What I quickly came to learn as a naive ten year old kid with no experience of people judging other people based on their appearance or culture, is that there seems to be a special problem with germans within the Austrian culture. As soon as I opened my mouth to speak, it became evident that I was different. While in theory we all spoke German, the Austrian accent and what I had learned as German seemed to be from two entirely different planets.
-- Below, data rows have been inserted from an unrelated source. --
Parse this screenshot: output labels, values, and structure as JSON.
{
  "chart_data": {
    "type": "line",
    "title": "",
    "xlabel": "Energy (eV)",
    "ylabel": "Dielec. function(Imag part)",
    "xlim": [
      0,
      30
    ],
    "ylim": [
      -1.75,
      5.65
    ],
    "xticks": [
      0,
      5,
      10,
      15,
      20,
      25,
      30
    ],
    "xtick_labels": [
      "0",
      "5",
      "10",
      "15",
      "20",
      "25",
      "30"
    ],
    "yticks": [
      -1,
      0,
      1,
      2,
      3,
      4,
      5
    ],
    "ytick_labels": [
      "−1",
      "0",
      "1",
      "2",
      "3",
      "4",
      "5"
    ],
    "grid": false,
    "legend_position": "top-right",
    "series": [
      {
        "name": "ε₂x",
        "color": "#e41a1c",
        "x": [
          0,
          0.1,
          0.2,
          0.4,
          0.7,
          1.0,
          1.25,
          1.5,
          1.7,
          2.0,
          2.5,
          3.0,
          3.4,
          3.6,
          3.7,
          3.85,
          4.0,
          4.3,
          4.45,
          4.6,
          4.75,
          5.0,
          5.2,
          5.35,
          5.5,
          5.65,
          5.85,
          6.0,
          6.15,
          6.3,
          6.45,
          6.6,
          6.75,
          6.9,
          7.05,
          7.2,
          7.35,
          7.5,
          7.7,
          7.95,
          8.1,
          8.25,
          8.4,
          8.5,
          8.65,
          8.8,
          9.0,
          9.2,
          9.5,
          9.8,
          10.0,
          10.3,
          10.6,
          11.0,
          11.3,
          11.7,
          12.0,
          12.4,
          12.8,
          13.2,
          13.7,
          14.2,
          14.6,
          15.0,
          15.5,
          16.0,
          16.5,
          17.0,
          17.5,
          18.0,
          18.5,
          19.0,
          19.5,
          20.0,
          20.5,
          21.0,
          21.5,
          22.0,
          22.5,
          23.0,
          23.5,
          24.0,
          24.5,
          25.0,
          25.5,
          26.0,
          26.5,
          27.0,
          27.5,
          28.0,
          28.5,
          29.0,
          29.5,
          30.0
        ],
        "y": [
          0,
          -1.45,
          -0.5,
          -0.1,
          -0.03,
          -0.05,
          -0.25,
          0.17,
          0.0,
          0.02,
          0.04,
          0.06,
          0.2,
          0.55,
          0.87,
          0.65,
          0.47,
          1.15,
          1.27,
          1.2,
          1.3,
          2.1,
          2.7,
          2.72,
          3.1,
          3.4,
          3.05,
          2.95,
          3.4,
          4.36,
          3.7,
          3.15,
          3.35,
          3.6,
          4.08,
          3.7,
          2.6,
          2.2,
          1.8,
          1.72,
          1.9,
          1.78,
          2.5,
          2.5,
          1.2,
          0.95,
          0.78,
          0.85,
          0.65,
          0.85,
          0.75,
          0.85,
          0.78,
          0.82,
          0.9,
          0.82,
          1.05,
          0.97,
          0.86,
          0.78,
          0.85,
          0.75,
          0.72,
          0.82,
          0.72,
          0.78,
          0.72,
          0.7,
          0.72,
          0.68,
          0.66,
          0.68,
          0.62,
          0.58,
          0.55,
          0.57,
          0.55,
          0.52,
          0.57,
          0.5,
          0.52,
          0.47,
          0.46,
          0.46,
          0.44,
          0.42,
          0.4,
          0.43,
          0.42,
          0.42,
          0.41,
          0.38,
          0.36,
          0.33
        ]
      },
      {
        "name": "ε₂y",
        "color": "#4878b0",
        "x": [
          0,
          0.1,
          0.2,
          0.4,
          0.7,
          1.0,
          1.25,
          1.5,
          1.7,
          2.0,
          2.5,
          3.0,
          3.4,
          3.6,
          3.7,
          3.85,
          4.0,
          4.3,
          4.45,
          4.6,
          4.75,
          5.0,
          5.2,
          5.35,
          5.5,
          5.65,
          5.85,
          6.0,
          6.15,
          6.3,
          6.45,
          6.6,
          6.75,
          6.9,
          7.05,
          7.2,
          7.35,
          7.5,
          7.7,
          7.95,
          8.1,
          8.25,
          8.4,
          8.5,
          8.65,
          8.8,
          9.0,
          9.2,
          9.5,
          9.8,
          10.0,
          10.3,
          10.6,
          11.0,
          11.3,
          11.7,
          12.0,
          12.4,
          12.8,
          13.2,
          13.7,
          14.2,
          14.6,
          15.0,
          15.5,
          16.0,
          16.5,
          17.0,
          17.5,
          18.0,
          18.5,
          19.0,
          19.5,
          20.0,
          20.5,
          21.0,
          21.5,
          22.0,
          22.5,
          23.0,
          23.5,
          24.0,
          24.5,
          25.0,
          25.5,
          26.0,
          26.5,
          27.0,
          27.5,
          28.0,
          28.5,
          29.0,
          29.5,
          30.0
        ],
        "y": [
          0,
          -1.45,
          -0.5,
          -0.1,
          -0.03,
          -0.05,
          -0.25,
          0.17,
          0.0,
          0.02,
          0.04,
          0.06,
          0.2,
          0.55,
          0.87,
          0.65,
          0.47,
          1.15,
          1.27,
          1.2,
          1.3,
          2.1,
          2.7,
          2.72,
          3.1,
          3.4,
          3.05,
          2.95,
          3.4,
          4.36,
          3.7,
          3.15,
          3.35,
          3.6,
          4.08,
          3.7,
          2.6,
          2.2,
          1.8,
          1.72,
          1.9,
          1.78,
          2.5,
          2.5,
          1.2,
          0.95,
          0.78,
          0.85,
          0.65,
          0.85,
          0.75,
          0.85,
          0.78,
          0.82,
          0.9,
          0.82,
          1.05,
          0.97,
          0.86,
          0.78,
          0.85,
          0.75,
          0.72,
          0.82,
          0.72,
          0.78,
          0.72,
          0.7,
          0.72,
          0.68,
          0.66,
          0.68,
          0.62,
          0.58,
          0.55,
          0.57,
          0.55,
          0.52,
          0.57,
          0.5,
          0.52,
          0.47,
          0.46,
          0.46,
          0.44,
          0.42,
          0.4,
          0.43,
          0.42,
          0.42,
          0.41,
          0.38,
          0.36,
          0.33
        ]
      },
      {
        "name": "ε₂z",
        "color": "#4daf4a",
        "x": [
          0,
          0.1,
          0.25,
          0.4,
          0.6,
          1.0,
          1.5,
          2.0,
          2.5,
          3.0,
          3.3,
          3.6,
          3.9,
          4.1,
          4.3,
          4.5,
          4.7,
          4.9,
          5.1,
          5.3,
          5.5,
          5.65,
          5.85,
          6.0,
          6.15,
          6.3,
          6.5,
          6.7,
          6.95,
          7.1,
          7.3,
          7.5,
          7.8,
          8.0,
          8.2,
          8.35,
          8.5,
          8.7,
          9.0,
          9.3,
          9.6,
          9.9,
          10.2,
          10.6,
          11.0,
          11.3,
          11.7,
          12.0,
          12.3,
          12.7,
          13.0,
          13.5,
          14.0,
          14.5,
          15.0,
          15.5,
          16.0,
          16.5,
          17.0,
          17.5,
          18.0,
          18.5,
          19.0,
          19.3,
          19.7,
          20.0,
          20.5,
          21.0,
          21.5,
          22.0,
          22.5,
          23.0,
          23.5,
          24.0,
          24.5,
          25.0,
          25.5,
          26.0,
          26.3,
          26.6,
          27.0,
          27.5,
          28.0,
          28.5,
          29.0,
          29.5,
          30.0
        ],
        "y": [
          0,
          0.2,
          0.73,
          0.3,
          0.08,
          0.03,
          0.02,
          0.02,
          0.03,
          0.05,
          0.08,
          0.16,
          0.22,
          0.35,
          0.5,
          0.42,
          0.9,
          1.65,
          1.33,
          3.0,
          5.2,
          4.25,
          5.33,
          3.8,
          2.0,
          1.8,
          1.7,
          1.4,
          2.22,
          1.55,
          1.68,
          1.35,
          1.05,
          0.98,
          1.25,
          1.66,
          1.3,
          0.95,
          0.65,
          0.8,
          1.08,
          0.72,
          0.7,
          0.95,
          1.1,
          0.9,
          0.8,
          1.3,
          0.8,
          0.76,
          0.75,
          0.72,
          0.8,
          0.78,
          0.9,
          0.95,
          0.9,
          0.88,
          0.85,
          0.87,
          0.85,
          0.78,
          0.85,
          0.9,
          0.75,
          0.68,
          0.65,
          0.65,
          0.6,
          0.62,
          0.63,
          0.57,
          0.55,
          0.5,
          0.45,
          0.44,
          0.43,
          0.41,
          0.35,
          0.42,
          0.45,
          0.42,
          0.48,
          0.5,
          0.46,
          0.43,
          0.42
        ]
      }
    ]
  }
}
As a result I was marked as the outsider, as the weirdo, as the one no-one wanted to play or be with. This was very disturbing to me because up until that point I had never given a second thought to my language. In fact, in Switzerland I hadn’t even been aware of the fact that I spoke differently from my friends. We just were - we played and enjoyed life.

Now I was alone.

This offered me a unique perspective into the group of children I was part of since they were my classmates. I was not part of that group, did not play any role in the social dynamics except when one of the bullies decided to use me as a way to show his dominance as a leader by treating me like scum or beating me up.

I could observe how they interacted, how the leaders got into their position as a leader, how they protected that position, how they were challenged, what the benefits and downsides of the position was, etc. - and I could also observe the behaviour inside the rest of the group. In hindsight I was probably in a similar position like an ethnologist on a field trip in hunter gatherer tribe or Jane Goodall with her chimpanzees.

Of course I didn’t see it that way then. Instead, I suffered. A lot. It does not feel good to be made the outsider, to be completely and utterly alone. But then, one summer break I decided to try an experiment. I consciously assimilated myself. I learned how to speak the accent, I practiced the jokes, the slang, the gestures of the leaders - and when it was time to go back to school, I totally changed my position from outsider to leader.

Of course, on the inside I was unchanged. I was the same. It was an experiment that taught me a lot about how humans interact and how easily we humans can be influenced by minor signals like language, style of clothing or hairstyle, skin color or other similar signals.

Experiencing this first hand was the strongest lesson life had handed me at that age. Today I am grateful for it although it was tough at the time.